Belimumab for systemic lupus erythematosus (SLE) has demonstrated a stable safety profile over 8 years of follow-up, with no new safety signal and minimal organ damage progression, according to data from an extension study involving non-American patients who completed the phase III BLISS*-52 or BLISS-76 trials.

“This study provides further evidence that belimumab is well tolerated as an add-on therapy to standard-of-care (SoC) in the treatment of SLE… [It also offers supporting data] to alleviate concerns regarding suicidality and the potential increased risk of developing malignancies while receiving [the drug],” the investigators said.
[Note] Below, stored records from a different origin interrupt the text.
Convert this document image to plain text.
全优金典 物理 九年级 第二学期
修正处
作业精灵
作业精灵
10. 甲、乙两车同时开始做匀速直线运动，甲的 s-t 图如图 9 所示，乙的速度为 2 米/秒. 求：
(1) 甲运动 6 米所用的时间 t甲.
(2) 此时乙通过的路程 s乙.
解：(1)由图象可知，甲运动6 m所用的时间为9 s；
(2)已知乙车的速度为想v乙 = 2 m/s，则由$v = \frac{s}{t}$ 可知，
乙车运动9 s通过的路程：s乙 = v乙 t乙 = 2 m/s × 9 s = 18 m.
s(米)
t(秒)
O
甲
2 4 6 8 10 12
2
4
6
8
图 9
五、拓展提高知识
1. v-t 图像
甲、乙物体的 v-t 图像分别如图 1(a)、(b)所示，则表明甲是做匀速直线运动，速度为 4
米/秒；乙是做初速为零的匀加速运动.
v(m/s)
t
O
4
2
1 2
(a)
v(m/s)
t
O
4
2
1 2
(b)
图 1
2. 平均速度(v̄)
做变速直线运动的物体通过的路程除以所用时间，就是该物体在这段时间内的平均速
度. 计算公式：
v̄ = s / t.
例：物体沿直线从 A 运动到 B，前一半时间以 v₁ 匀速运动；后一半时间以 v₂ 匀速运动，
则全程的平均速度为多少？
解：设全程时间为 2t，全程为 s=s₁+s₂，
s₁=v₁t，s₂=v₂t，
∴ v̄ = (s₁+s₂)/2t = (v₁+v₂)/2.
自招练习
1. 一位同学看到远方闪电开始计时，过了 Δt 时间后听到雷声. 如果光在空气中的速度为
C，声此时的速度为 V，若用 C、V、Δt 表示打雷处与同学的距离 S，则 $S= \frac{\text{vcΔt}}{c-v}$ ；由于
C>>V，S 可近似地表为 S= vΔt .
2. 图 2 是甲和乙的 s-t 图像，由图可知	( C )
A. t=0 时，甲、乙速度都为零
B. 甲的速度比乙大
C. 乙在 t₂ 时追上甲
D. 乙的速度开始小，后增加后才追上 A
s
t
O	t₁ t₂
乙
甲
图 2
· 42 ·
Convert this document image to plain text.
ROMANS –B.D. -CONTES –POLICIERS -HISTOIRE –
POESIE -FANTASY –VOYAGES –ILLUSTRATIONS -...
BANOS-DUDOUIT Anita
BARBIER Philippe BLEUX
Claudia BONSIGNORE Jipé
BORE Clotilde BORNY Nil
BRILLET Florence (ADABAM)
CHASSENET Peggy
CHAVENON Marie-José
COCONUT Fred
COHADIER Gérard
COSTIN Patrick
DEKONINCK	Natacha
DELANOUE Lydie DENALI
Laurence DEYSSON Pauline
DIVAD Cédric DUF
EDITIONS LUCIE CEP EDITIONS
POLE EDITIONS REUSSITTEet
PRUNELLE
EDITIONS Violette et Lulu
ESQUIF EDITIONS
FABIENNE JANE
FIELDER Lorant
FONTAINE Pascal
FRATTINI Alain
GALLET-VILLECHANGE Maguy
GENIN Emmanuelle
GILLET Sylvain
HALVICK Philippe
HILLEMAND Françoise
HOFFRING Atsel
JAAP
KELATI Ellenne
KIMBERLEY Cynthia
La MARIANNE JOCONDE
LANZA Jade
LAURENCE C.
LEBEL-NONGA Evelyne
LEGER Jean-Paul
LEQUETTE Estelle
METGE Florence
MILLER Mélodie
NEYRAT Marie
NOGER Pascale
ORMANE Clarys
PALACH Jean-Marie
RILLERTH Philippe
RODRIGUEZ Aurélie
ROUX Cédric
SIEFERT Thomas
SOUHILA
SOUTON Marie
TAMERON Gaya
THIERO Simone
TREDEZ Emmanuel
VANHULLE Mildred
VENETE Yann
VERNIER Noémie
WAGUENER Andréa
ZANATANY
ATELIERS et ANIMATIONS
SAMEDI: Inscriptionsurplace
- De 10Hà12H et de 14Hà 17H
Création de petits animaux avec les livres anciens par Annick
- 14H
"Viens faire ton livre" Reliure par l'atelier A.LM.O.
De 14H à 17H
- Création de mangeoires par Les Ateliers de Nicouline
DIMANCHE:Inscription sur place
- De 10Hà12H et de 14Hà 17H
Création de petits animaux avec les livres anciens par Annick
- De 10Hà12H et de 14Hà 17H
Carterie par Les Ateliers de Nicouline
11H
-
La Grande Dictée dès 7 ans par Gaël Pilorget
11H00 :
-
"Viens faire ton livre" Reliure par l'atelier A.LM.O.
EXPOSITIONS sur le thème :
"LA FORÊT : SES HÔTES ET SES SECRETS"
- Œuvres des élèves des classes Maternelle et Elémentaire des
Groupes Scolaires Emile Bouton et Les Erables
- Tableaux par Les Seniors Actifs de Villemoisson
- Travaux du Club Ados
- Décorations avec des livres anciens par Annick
The analysis included 735 patients (mean age, 37.2 years; 94.6 percent female; 29.2 percent Asian) who entered the extension study and were scheduled to receive belimumab intravenously (10 mg/kg) every 4 weeks plus standard therapy. The first dose was administered within 28 weeks after the last treatment dose in the parent studies.

Patients who received the 1-mg/kg dose previously received the same dose in the current study until marketing approval was obtained for 10 mg/kg. Treatment continued until belimumab became commercially available in the patient’s country, with a subsequent 8-week follow-up period.

Over 8 years of belimumab exposure, the incidences of adverse events (AEs), severe and serious AEs, and AEs of special interest were similar and generally remained stable or declined over time. AE rate generally declined, from 26.4 percent in first year to 6.2 percent in the eighth year. The top five AEs were headache (n=205; 27.9 percent), nasopharyngitis (n=155; 21.1 percent), diarrhoea (n=143; 19.5 percent), arthralgia (n=136; 18.5 percent) and influenza (n=134; 18.2 percent). [Rheumatology 2019;doi:10.1093/rheumatology/kez279]

There were 506 serious AEs recorded in 231 patients (31.4 percent). The most common events were bacterial pneumonia (n=14; 1.9 percent), lupus nephritis (n=12; 1.6 percent) and cellulitis (n=12; 1.6 percent).

In terms of special interest AEs, incidence of malignancy was generally consistent across study years (eight patients overall), while that of infections was low, peaking at 4.4 percent in the first year and decreasing to 0.9 percent in the seventh year. Depression (including mood disorders), suicide and/or self-injury were reported in 86 patients (11.7 percent) patients, with incidence decreasing over the time. There were no completed suicides.

AEs resulted in treatment discontinuation or study withdrawal in 69 patients (9.4 percent). There were 11 deaths recorded, including one case of cardiogenic shock considered possibly related to treatment. Another two deaths occurred during post-treatment follow-up.

The mean Systemic Lupus International Collaborating Clinics/American College of Rheumatology (SLICC/ACR) Damage Index score was 0.6 at baseline and remained stable. In the eighth year, 57 of 65 patients (87.7 percent) showed no change in SLICC/ACR Damage Index score, indicating low organ damage accrual.

Results were consistent in a subgroup analysis involving patients with high disease activity, defined as those who were anti-dsDNA positive (530 IU/ml) and hypocomplementaemic.

A human IgG1- monoclonal antibody, belimumab inhibits the survival of B cells, including autoreactive B cells, and reduces their differentiation into Ig-producing plasma cells. It is supplied as a solution for intravenous infusion and specifically indicated for the treatment of adult patients with active, autoantibody-positive, SLE who are receiving standard therapy as well as pediatric SLE patients aged 5 years.